Monday, 20 June 2016

YUGUE: the kitchen bread oven

Trying to fit everything you want into a miniature kitchen is always problematic: the central table, the dresser, and the stove are essential, but then there's the bread ovens, the washing boilers, the sinks, the old brick hobs, dairies, laundries, pastry cupboards, the servant bells, the servants' hall, the butler's pantry, the housekeeper's room, the distillery, the list goes on and on. But I only really have space for one kitchen in the castle so I have to pack in as much as possible. 

I've started with the bread oven, and even here I'm faced with choice: a large metal Georgian town house style affair or a traditional Tudor/medieval hole in the wall covered by a makeshift board?



 In the end I've tried to combine the old with the 'new' so that the Georgian covers a potentially older oven. 


I've made it entirely out of odds and ends. The backing is corrugated card, the bricks are made of from egg carton painted with various shades of burnt sienna, the 'iron' fittings are all cereal card board layered up, then painted with black acrylic, but the working handles are metal stationary paper binders. As usual with all the cardboard, I place the card behind my original graph paper design, pin-prick through to the card, then do a dot-to-dot and cut it exactly with a craft knife. This means that when layering up the card I can be pretty accurate with measurements as small as 1mm thick. 
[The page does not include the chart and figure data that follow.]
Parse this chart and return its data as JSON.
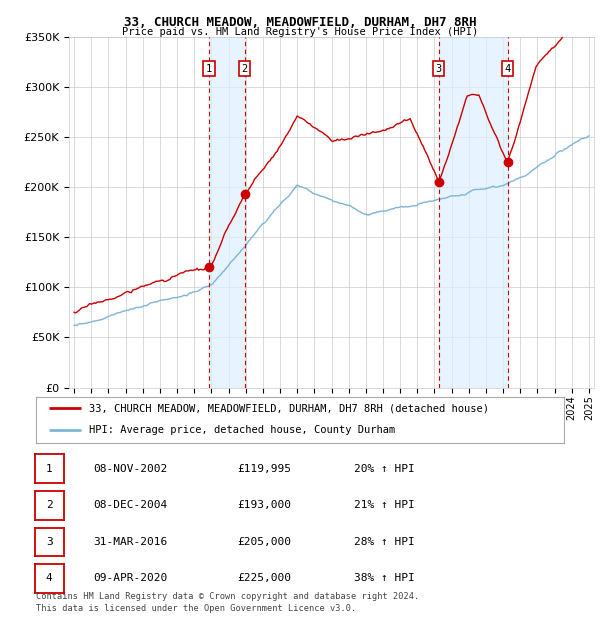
{
  "title": "33, CHURCH MEADOW, MEADOWFIELD, DURHAM, DH7 8RH",
  "subtitle": "Price paid vs. HM Land Registry's House Price Index (HPI)",
  "sale_label": "33, CHURCH MEADOW, MEADOWFIELD, DURHAM, DH7 8RH (detached house)",
  "hpi_label": "HPI: Average price, detached house, County Durham",
  "footer1": "Contains HM Land Registry data © Crown copyright and database right 2024.",
  "footer2": "This data is licensed under the Open Government Licence v3.0.",
  "sales": [
    {
      "num": 1,
      "date": "08-NOV-2002",
      "price": 119995,
      "pct": "20%",
      "dir": "↑",
      "year": 2002.86
    },
    {
      "num": 2,
      "date": "08-DEC-2004",
      "price": 193000,
      "pct": "21%",
      "dir": "↑",
      "year": 2004.93
    },
    {
      "num": 3,
      "date": "31-MAR-2016",
      "price": 205000,
      "pct": "28%",
      "dir": "↑",
      "year": 2016.25
    },
    {
      "num": 4,
      "date": "09-APR-2020",
      "price": 225000,
      "pct": "38%",
      "dir": "↑",
      "year": 2020.27
    }
  ],
  "ylim": [
    0,
    350000
  ],
  "yticks": [
    0,
    50000,
    100000,
    150000,
    200000,
    250000,
    300000,
    350000
  ],
  "xlim": [
    1994.7,
    2025.3
  ],
  "red_color": "#cc0000",
  "blue_color": "#7db5d8",
  "shade_color": "#ddeeff",
  "grid_color": "#cccccc",
  "bg_color": "#ffffff"
}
The oven is a bit 'eggy.' The inside is made from the packaging of an egg timer (the sort you put in with the eggs and it changes colour), painted and covered in egg carton bricks. 



All the brickwork will need to be grouted. I've never done this before so it will be a bit nerve wracking. I might need to practise on a spare but first. 


I also have yet to work out how to hinge the doors... It may be just using the pliability of the card itself to hinge but that might tear over time; so I might opt for a more complicated hinge, wrapping the card 'hinges' around a peg, more like the iron originals.